Earlier this year, the Centers for Medicare and Medicaid Services (CMS) unveiled a plan to test a new payment model for Medicare Part B that would incentivize healthcare providers to use low-cost drugs at hospitals and other facilities. The plan drew intense ire from just about everyone, including physicians, politicians and especially the drug industry. On December 16, CMS backed off, saying it would not finalize the proposed model during President Obama’s Administration. So is it finally dead?
One analyst said yes, and that can only spell good news for Big Pharma. The revised Part B payment model “will not be resuscitated by the new Trump Administration. This is another small market positive for pharma and bio, particularly for name brand manufacturers,” declared Terry Haines, an analyst for Evercore ISI, in a note circulated to investors.
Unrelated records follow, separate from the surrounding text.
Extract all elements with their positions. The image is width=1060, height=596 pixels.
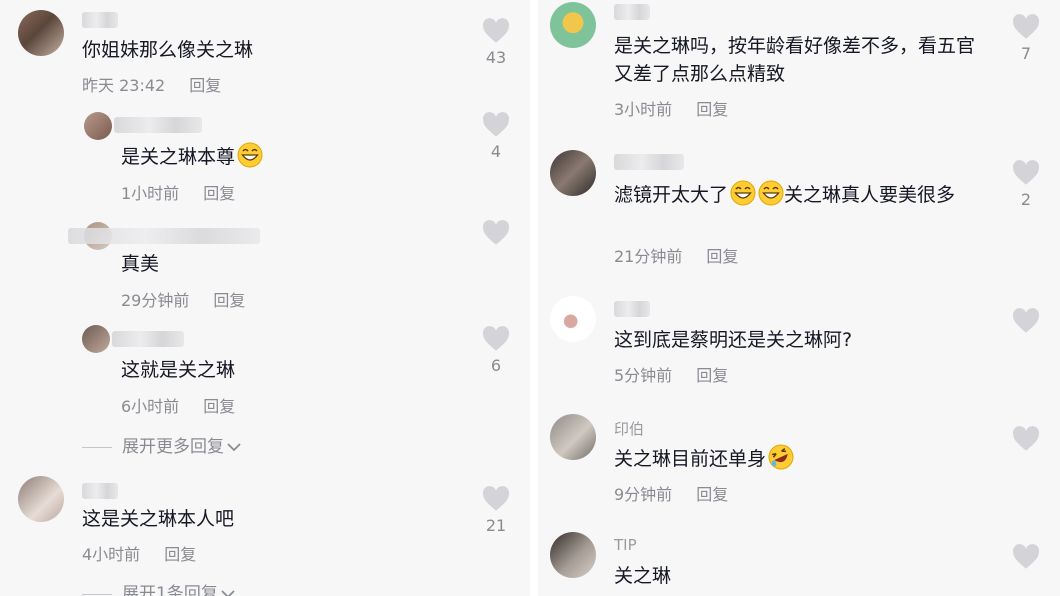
heart-icon bbox=[1012, 14, 1040, 39]
reply-button[interactable]: 回复 bbox=[706, 247, 738, 266]
like-button[interactable] bbox=[1006, 426, 1046, 452]
avatar[interactable] bbox=[84, 112, 112, 140]
username[interactable]: TIP bbox=[614, 536, 637, 554]
like-button[interactable]: 6 bbox=[476, 326, 516, 375]
comment-time: 昨天 23:42 bbox=[82, 76, 166, 95]
heart-icon bbox=[1012, 544, 1040, 569]
like-count: 21 bbox=[485, 516, 507, 535]
username-blurred[interactable] bbox=[68, 228, 260, 244]
like-button[interactable]: 4 bbox=[476, 112, 516, 161]
reply-button[interactable]: 回复 bbox=[696, 100, 728, 119]
chevron-down-icon bbox=[221, 590, 235, 596]
avatar[interactable] bbox=[550, 296, 596, 342]
comment-time: 21分钟前 bbox=[614, 247, 683, 266]
comment-text: 是关之琳本尊 bbox=[121, 142, 263, 171]
heart-icon bbox=[482, 18, 510, 43]
comment-text: 这到底是蔡明还是关之琳阿? bbox=[614, 329, 853, 351]
chevron-down-icon bbox=[227, 443, 241, 452]
comment-text: 这就是关之琳 bbox=[121, 359, 236, 381]
username-blurred[interactable] bbox=[614, 4, 650, 20]
reply-button[interactable]: 回复 bbox=[696, 366, 728, 385]
comment-meta: 21分钟前 回复 bbox=[614, 243, 738, 267]
comment-meta: 1小时前 回复 bbox=[121, 180, 235, 204]
grinning-emoji-icon bbox=[758, 180, 784, 206]
comment-text: 真美 bbox=[121, 253, 160, 275]
comment-time: 3小时前 bbox=[614, 100, 673, 119]
avatar[interactable] bbox=[550, 2, 596, 48]
reply-button[interactable]: 回复 bbox=[696, 485, 728, 504]
avatar[interactable] bbox=[18, 10, 64, 56]
rolling-laughing-emoji-icon bbox=[768, 444, 794, 470]
comment-time: 1小时前 bbox=[121, 184, 180, 203]
avatar[interactable] bbox=[18, 476, 64, 522]
divider bbox=[82, 446, 112, 448]
like-count: 4 bbox=[490, 142, 502, 161]
username[interactable]: 印伯 bbox=[614, 418, 644, 439]
comment-meta: 4小时前 回复 bbox=[82, 541, 196, 565]
username-blurred[interactable] bbox=[82, 483, 118, 499]
username-blurred[interactable] bbox=[614, 301, 650, 317]
left-comment-panel: 你姐妹那么像关之琳 昨天 23:42 回复 43 是关之琳本尊 1小时前 回复 4 … bbox=[0, 0, 530, 596]
comment-meta: 3小时前 回复 bbox=[614, 96, 728, 120]
like-count: 7 bbox=[1020, 44, 1032, 63]
comment-text: 滤镜开太大了 关之琳真人要美很多 bbox=[614, 180, 984, 209]
comment-meta: 29分钟前 回复 bbox=[121, 287, 245, 311]
like-button[interactable]: 7 bbox=[1006, 14, 1046, 63]
like-count: 6 bbox=[490, 356, 502, 375]
avatar[interactable] bbox=[82, 325, 110, 353]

It’s no surprise that the drug industry was against the proposed Part B payment model, seeing as it was designed to discourage the use of expensive new medicines. But it also drew widespread concern from medical groups like the American Hospital Association—a longtime critic of high drug prices—which worried that hospitals wouldn’t be able to influence physicians’ drug choices. Other detractors blasted CMS for encouraging prescribing practices that would prioritize cost over quality.
CMS issued a statement to the AHA and several publications explaining that it decided to hold off finalizing the model because of the backlash.
“The proposal was intended to test whether alternative drug payment structures would improve the quality of patient care and the value of Medicare drug spending,” CMS said in the statement. “While there was a great deal of support from some, a number of stakeholders expressed strong concerns about the Model. While CMS was working to address these concerns, the complexity of the issues and the limited time available led to the decision not to finalize the rule at this time.”
As for Donald Trump’s propensity to reconsider the proposed payment model, Haines pointed out that his decisions will likely be shaped by U.S. Representative Tom Price, R-Ga., who he nominated to be the incoming secretary of Health & Human Services. Price, the current House budget committee chair, has been a strong opponent of the proposed Part B changes.
“We thought Price would have stopped any final Part B rules upon taking his place in the Trump Administration,” Haines wrote in his note to investors. He added that further clarity on Price’s stance on drug pricing will come during his confirmation hearings in January, but that his thoughts thus far “have been generally deregulatory.”
The demise of the Part B model change is the second positive to emerge from the incoming Trump administration, Haines said. The first was the widely reported speculation that his promise to repeal the Affordable Care Act (ACA) would be delayed by two to 4 years.
What’s less clear is whether Trump will find other ways to crack down on high drug prices. Though he was initially viewed as a pro-pharma pick, he spooked investors earlier this month when he told Time magazine, “I don’t like what has happened with drug prices.”